More than 20,000 people have been forced to evacuate their homes in the Dominican Republic by torrential rain and flooding, and meteorologists say another tropical storm is already on the horizon.
The mass displacement comes less than two months after Hurricane Matthew struck the Caribbean island of Hispaniola, destroying 90 percent of southern Haiti and leading to hundreds of deaths. While the Dominican Republic suffered less damage relative to its western neighbor, the country still had fatalities and more than 800 evacuees.
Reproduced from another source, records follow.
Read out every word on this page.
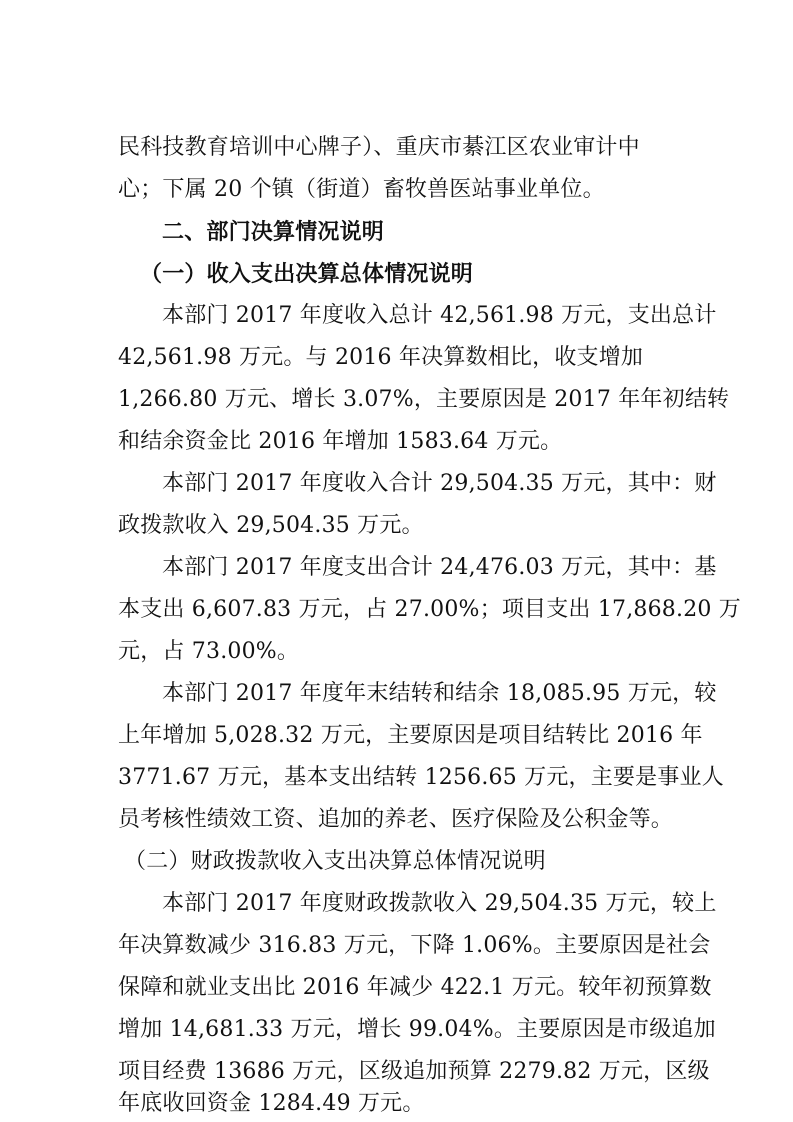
民科技教育培训中心牌子）、重庆市綦江区农业审计中
心；下属 20 个镇（街道）畜牧兽医站事业单位。
二、部门决算情况说明
（一）收入支出决算总体情况说明
本部门 2017 年度收入总计 42,561.98 万元，支出总计
42,561.98 万元。与 2016 年决算数相比，收支增加
1,266.80 万元、增长 3.07%，主要原因是 2017 年年初结转
和结余资金比 2016 年增加 1583.64 万元。
本部门 2017 年度收入合计 29,504.35 万元，其中：财
政拨款收入 29,504.35 万元。
本部门 2017 年度支出合计 24,476.03 万元，其中：基
本支出 6,607.83 万元，占 27.00%；项目支出 17,868.20 万
元，占 73.00%。
本部门 2017 年度年末结转和结余 18,085.95 万元，较
上年增加 5,028.32 万元，主要原因是项目结转比 2016 年
3771.67 万元，基本支出结转 1256.65 万元，主要是事业人
员考核性绩效工资、追加的养老、医疗保险及公积金等。
（二）财政拨款收入支出决算总体情况说明
本部门 2017 年度财政拨款收入 29,504.35 万元，较上
年决算数减少 316.83 万元，下降 1.06%。主要原因是社会
保障和就业支出比 2016 年减少 422.1 万元。较年初预算数
增加 14,681.33 万元，增长 99.04%。主要原因是市级追加
项目经费 13686 万元，区级追加预算 2279.82 万元，区级
年底收回资金 1284.49 万元。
Now, two weeks of interrupted rains in the Dominican Republic have rendered 131 small towns inaccessible after nearby rivers overflowed and flooded more than 4,000 homes, Juan Manuel Méndez, coordinator of the Dominican Emergency Operations Center, told Voice of America Monday. So far, five deaths, including two children, have been reported.
In response, the President Danilo Medina declared a national emergency for the eight provinces most affected and met with governors and relief agencies to expedite aid to the hardest hit regions.
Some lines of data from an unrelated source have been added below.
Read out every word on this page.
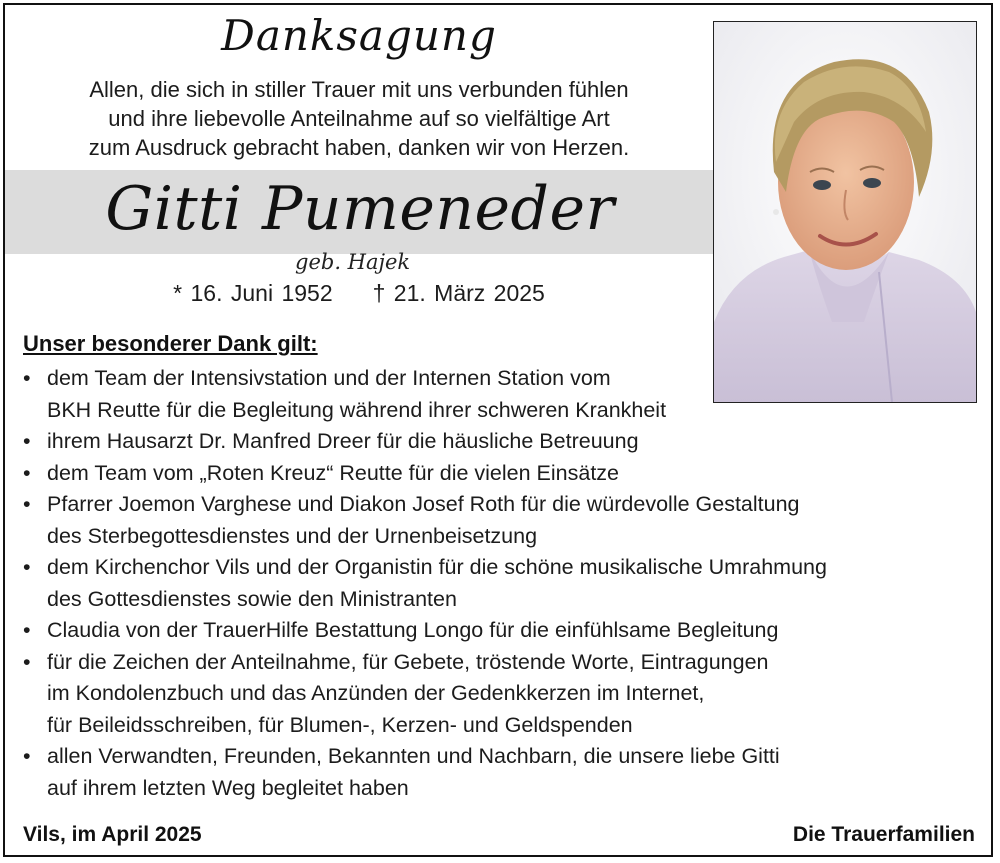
Danksagung
Allen, die sich in stiller Trauer mit uns verbunden fühlen
und ihre liebevolle Anteilnahme auf so vielfältige Art
zum Ausdruck gebracht haben, danken wir von Herzen.
Gitti Pumeneder
geb. Hajek
* 16. Juni 1952 † 21. März 2025
Unser besonderer Dank gilt:
• dem Team der Intensivstation und der Internen Station vom
BKH Reutte für die Begleitung während ihrer schweren Krankheit
• ihrem Hausarzt Dr. Manfred Dreer für die häusliche Betreuung
• dem Team vom „Roten Kreuz“ Reutte für die vielen Einsätze
• Pfarrer Joemon Varghese und Diakon Josef Roth für die würdevolle Gestaltung
des Sterbegottesdienstes und der Urnenbeisetzung
• dem Kirchenchor Vils und der Organistin für die schöne musikalische Umrahmung
des Gottesdienstes sowie den Ministranten
• Claudia von der TrauerHilfe Bestattung Longo für die einfühlsame Begleitung
• für die Zeichen der Anteilnahme, für Gebete, tröstende Worte, Eintragungen
im Kondolenzbuch und das Anzünden der Gedenkkerzen im Internet,
für Beileidsschreiben, für Blumen-, Kerzen- und Geldspenden
• allen Verwandten, Freunden, Bekannten und Nachbarn, die unsere liebe Gitti
auf ihrem letzten Weg begleitet haben
Vils, im April 2025	Die Trauerfamilien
The rains have also caused landslides that have damaged and destroyed homes and blocked access to many bridges and roads.
“No one should cross rivers by car, on foot, and much less swim across them,” Méndez told AP. People living along rivers or on hillsides have also been warned to be extra vigilant of flash floods and landslides.
The areas that sustained the worst damage are in the provinces Puerto Plata, Espaillat and Maria Trinidad Sánchez, around the northern coast of the country. Some officials predict that the destruction will cost millions of dollars in every aspect of the Dominican economy, including the agricultural sector, because some of the hardest hit provinces are also the country’s biggest rice producers.
Meteorologists say the heavy downpours are linked to two weather depressions that have hit the country consecutively over the last several weeks. More rains are expected for the weekend, and a new tropical storm is expected to develop in the Caribbean over the next seven to 10 days.
The recent floods are not the first to impact people in the Dominican Republic this year. Hispaniola was struck with severe flooding in May, when powerful storms dropped rainfall at a rate of almost 11.8 inches per hour, according to NASA.
According to the U.N. Refugee Agency, 21.8 million people have been displaced by sudden extreme weather around the world every year since 2008.